At this point, the In Flames frontman borrowed a camera from someone in the front and took a picture of the audience and remarked, "You all look good! Even the stoned ones." Some guy lifted up his shirt in front and Fridén laughed and said, "I don't want to see your titties. You're a man." He paused and then said, "But you do have titties." Fridén sprinkled this good natured ribbing throughout the show and kept the energy lively and fun.

Between the more fluidly dynamic "Cloud Connected" and "Fear is the Weakness," with its impressive display of creative double-kick drumming, Fridén offered some more levity: "I wanna smell Denver!" he began. "I really want people to come down from the bar and throw away that shitty beer you're drinking. It's probably Budweiser or something like that. You should be drinking Avery, Great Divide or Oskar Blues. Life is too short to be drinking shitty beer."

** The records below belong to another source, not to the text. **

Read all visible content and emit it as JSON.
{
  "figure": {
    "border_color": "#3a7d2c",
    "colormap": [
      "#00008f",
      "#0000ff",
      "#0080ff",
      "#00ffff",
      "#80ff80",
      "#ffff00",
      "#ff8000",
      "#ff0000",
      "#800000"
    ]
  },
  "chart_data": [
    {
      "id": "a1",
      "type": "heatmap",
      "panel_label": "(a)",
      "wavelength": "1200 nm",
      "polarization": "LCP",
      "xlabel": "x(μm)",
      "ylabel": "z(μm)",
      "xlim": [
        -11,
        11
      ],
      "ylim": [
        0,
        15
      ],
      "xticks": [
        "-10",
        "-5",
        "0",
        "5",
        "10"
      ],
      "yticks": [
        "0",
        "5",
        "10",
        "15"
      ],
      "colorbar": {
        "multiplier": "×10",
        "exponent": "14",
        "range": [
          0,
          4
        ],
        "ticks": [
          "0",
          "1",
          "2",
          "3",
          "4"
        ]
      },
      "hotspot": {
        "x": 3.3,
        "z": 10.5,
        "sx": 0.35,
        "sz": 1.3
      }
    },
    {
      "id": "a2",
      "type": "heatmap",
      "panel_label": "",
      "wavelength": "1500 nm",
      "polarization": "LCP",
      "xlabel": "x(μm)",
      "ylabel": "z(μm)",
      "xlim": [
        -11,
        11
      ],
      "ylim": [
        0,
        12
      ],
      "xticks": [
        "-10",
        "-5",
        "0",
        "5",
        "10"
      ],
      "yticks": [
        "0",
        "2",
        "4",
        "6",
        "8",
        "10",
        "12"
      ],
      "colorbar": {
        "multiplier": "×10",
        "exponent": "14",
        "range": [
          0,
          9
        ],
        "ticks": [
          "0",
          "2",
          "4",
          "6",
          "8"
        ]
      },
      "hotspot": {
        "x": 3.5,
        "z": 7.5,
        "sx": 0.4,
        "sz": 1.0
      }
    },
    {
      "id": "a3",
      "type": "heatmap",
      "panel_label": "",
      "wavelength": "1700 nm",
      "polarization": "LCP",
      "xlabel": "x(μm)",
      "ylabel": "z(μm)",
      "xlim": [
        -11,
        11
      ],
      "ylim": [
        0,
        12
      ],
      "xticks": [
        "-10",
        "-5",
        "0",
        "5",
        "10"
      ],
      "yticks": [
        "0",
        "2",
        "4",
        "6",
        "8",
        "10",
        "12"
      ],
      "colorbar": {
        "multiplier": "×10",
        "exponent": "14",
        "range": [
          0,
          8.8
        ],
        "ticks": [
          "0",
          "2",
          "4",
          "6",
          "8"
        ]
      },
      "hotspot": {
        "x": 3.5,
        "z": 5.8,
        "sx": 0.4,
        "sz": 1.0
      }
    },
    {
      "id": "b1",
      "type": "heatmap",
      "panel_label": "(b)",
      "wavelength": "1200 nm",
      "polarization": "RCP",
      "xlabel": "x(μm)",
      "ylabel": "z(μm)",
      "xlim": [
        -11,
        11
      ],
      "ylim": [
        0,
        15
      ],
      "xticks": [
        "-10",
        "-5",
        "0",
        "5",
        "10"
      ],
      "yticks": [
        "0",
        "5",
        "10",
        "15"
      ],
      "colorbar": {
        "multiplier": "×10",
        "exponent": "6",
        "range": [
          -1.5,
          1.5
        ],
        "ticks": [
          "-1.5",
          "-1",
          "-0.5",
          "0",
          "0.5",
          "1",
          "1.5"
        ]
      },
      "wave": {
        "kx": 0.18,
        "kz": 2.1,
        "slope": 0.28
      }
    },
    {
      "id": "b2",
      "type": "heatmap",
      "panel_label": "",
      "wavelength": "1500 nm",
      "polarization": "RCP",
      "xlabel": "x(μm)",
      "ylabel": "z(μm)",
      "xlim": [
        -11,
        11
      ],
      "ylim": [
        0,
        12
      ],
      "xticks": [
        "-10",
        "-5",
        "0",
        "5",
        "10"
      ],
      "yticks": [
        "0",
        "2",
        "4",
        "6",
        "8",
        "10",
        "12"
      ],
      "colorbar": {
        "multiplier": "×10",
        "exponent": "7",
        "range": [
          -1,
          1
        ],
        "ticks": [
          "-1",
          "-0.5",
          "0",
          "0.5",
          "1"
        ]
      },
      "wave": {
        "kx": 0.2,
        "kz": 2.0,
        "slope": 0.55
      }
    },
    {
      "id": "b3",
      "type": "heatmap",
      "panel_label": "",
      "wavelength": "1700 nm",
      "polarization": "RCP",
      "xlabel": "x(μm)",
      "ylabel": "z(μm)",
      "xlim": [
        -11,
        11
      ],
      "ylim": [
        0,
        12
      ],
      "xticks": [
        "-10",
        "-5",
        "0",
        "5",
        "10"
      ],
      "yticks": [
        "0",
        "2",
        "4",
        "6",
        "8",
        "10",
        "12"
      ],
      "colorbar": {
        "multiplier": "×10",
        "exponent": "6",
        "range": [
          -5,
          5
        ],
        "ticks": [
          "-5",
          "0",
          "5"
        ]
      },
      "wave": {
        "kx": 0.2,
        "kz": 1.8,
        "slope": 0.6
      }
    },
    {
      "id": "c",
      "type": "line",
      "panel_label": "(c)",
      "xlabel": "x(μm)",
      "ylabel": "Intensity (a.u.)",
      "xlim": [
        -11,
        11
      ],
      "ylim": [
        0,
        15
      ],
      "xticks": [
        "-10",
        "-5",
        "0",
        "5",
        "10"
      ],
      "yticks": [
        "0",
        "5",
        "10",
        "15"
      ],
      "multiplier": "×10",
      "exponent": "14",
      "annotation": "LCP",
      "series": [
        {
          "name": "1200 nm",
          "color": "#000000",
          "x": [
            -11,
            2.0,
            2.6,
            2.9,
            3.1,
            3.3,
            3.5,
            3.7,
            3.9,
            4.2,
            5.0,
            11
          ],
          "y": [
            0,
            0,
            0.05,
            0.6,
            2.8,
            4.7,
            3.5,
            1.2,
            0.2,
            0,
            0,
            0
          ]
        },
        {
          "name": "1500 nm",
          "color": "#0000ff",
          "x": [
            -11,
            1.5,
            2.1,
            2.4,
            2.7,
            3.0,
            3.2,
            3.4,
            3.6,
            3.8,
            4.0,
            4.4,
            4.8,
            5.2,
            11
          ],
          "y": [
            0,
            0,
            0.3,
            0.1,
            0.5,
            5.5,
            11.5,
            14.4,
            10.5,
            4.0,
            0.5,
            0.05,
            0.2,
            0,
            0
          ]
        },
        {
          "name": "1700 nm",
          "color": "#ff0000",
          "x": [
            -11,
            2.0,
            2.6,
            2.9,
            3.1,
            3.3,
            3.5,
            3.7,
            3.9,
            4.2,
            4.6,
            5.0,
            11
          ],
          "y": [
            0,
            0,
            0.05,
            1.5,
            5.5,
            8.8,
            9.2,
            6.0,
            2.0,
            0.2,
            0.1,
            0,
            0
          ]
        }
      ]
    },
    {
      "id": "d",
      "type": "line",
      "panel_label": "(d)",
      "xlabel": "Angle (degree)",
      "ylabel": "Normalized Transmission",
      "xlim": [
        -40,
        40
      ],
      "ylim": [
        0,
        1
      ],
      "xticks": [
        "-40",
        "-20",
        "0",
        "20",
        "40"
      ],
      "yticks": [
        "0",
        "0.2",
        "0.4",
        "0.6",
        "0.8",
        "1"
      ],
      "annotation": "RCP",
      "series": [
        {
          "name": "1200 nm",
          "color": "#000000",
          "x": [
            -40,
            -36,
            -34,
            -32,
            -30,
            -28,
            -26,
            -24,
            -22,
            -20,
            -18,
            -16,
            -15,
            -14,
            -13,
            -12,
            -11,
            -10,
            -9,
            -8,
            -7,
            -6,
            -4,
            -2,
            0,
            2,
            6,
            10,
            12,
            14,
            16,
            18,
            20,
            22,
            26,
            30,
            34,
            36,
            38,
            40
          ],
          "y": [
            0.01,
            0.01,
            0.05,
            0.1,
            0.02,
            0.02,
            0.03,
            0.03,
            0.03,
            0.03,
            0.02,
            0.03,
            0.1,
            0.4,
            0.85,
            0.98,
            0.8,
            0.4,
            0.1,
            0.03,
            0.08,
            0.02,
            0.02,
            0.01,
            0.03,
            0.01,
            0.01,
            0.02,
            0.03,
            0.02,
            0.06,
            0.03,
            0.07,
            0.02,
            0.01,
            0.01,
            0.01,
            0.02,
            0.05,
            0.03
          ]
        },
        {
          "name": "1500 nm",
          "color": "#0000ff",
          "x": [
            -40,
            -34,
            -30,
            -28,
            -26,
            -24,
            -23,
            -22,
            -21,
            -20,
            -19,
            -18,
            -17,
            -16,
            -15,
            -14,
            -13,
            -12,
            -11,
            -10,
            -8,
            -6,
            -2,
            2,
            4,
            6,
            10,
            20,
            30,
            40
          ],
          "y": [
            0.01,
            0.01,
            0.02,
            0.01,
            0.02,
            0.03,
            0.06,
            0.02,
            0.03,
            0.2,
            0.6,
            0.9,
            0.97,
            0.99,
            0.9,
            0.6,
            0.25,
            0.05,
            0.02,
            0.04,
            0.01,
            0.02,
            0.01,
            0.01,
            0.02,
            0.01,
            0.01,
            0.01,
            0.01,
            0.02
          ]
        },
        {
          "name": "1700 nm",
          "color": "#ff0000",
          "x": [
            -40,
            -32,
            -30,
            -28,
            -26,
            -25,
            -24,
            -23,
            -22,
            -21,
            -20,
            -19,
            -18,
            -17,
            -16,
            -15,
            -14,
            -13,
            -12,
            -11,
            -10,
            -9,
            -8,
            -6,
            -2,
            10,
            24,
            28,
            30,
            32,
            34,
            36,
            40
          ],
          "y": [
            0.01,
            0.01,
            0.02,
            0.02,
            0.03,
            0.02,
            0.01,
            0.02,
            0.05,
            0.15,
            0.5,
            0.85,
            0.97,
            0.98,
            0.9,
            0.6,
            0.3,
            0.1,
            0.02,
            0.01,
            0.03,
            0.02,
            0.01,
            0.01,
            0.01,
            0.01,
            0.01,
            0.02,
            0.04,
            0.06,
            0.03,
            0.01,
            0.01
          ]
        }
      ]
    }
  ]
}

"Deliver Us" sounded a bit different for the band, as it made use of a thick electronic bass pulse in the beginning with synths that blended well with the pummeling thrash riff that came crashing in early into the song. When the song ended, Fridén said they were humbled to come here from "a shitty little country called Sweden to play." Then he wryly, and matter-of-factly, pointed out, "Even though our hockey team could come over and kick yours asses any day." Of course people booed and laughed. "I guess I didn't make any friends with that one."

In Flames closed with "My Sweet Shadow" and after the song got going, Fridén told us, "From the bottom of our cold, cold, cold Swedish hearts, Denver, goodbye for tonight." Gotta hand it to this band who plays such technically demanding music so furiously; the stage banter in a foreign language is every bit as engaging as their playing and better, for that matter, than many bands from here who are native speakers.


Personal Bias: Already liked Lamb of God's mix of death metal, grind and hardcore before the show and appreciated a lot more at the show.

Random Detail: Ran into Ray Koren of Thee Dang Dangs after the show.

By the Way: This was one of the best audiences I've seen at a show. Very enthusiastic and respectful.